Response 8.4: (1) Since the blue line is relatively straight, it indicates a relatively linear relationship between cards and balance especially for those with two or more cards. (2) Since the r-squared of 0.0074747 is lower than 0.10, it represents a very weak relationship of variance between cards and balance.

### visualize correlation
## call function
ggplot(
  ## data
  customers_work_samp, 
  ## mapping
  aes(x = cards, y = balance)
) +
  ## points
  geom_point(alpha = 0.3, color = "red") +
  ## loess line
  geom_smooth(method = "loess", se = FALSE, color = "blue", span = 0.9) +
  ## scale x-axis
  scale_x_continuous(
    # breaks
    n.breaks = 8
  ) +
  ## scale y-axis
  scale_y_continuous(
    # breaks
    n.breaks = 10
  ) +
  ## label axes
  labs(x = "Cards", y = "Balance")

## r-squared: effect size calculation
corr_res^2

Task 9: Save Objects

For this task, you will save objects you created.

Task 9.1

Save the data object customers_work_samp as a data file named customers_work_samp.csv to the data folder of the project directory. Use write_csv() and here() to accomplish this task.

### save working data
## use write_csv() to export as a csv data file
write_csv(
  ## name of object
  customers_work_samp,
  ## use here() to export data to project directory;
  here(
    # folder
    "data", 
    # file
    "customers_work_samp.csv"
  )
)

Task 9.2

Save the plot object limit_balance_plot as a file named limit_balance.png to the plots folder of the project directory. Use ggsave() and here() to accomplish this task.

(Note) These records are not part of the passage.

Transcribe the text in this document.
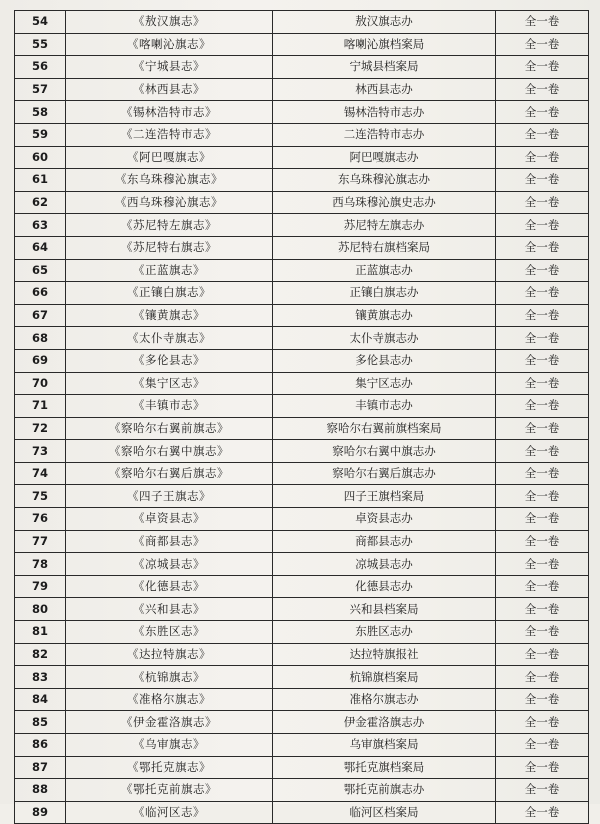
54	《敖汉旗志》	敖汉旗志办	全一卷
55	《喀喇沁旗志》	喀喇沁旗档案局	全一卷
56	《宁城县志》	宁城县档案局	全一卷
57	《林西县志》	林西县志办	全一卷
58	《锡林浩特市志》	锡林浩特市志办	全一卷
59	《二连浩特市志》	二连浩特市志办	全一卷
60	《阿巴嘎旗志》	阿巴嘎旗志办	全一卷
61	《东乌珠穆沁旗志》	东乌珠穆沁旗志办	全一卷
62	《西乌珠穆沁旗志》	西乌珠穆沁旗史志办	全一卷
63	《苏尼特左旗志》	苏尼特左旗志办	全一卷
64	《苏尼特右旗志》	苏尼特右旗档案局	全一卷
65	《正蓝旗志》	正蓝旗志办	全一卷
66	《正镶白旗志》	正镶白旗志办	全一卷
67	《镶黄旗志》	镶黄旗志办	全一卷
68	《太仆寺旗志》	太仆寺旗志办	全一卷
69	《多伦县志》	多伦县志办	全一卷
70	《集宁区志》	集宁区志办	全一卷
71	《丰镇市志》	丰镇市志办	全一卷
72	《察哈尔右翼前旗志》	察哈尔右翼前旗档案局	全一卷
73	《察哈尔右翼中旗志》	察哈尔右翼中旗志办	全一卷
74	《察哈尔右翼后旗志》	察哈尔右翼后旗志办	全一卷
75	《四子王旗志》	四子王旗档案局	全一卷
76	《卓资县志》	卓资县志办	全一卷
77	《商都县志》	商都县志办	全一卷
78	《凉城县志》	凉城县志办	全一卷
79	《化德县志》	化德县志办	全一卷
80	《兴和县志》	兴和县档案局	全一卷
81	《东胜区志》	东胜区志办	全一卷
82	《达拉特旗志》	达拉特旗报社	全一卷
83	《杭锦旗志》	杭锦旗档案局	全一卷
84	《准格尔旗志》	准格尔旗志办	全一卷
85	《伊金霍洛旗志》	伊金霍洛旗志办	全一卷
86	《乌审旗志》	乌审旗档案局	全一卷
87	《鄂托克旗志》	鄂托克旗档案局	全一卷
88	《鄂托克前旗志》	鄂托克前旗志办	全一卷
89	《临河区志》	临河区档案局	全一卷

### save a single plot to a file
## call function
ggsave(
  ## file path
  here(
    # folder
    "plots", 
    # file
    "limit_balance.png"
  ), 
  ## plot object
  plot = limit_balance_plot,
  ## dimensions
  units = "in", width = 8, height = 5
)

Task 10: Conceptual Questions

For your last task, you will respond to conceptual questions.

Question 10.1: What are some common tasks for querying data?

Response 10.1: Some common tasks for querying data include filtering, grouping and summarizing,transforming variables, and joining data.

Question 10.2: Answer these two questions: (1) What information does a frequentist probability value from a null hypothesis test provide? (2) What information does an effect size calculation provide?

Response 10.2: (1) A frequentist probability value tells us the probability of observing our result if the null hypothesis were true. A low p-value (< 0.05) suggests strong evidence against the null hypothesis while a high p-value (≥ 0.05) suggests insufficient evidence to reject the null hypothesis. (2) The effect size helps us to understand the magnitude of the relationship/difference: how large or meaningful the observed relationship or difference is.

Question 10.3: Why is it important to write scripts for analytics?

Response 10.3: There are many great reasons why it is important to write scripts for analytics. Unlike non-script programs, scripts can be replicated exactly therefore they ensure scientific rigor. They also serve as evidence/complete record of the analytical processes that have been used and therefore are more transparent and accurate. They are great at reducing human transcription errors that occur when using point and click interfaces which makes them especially useful in handling larger data sets and therefore performing more complex analyses without forgetting steps or transcription mistakes.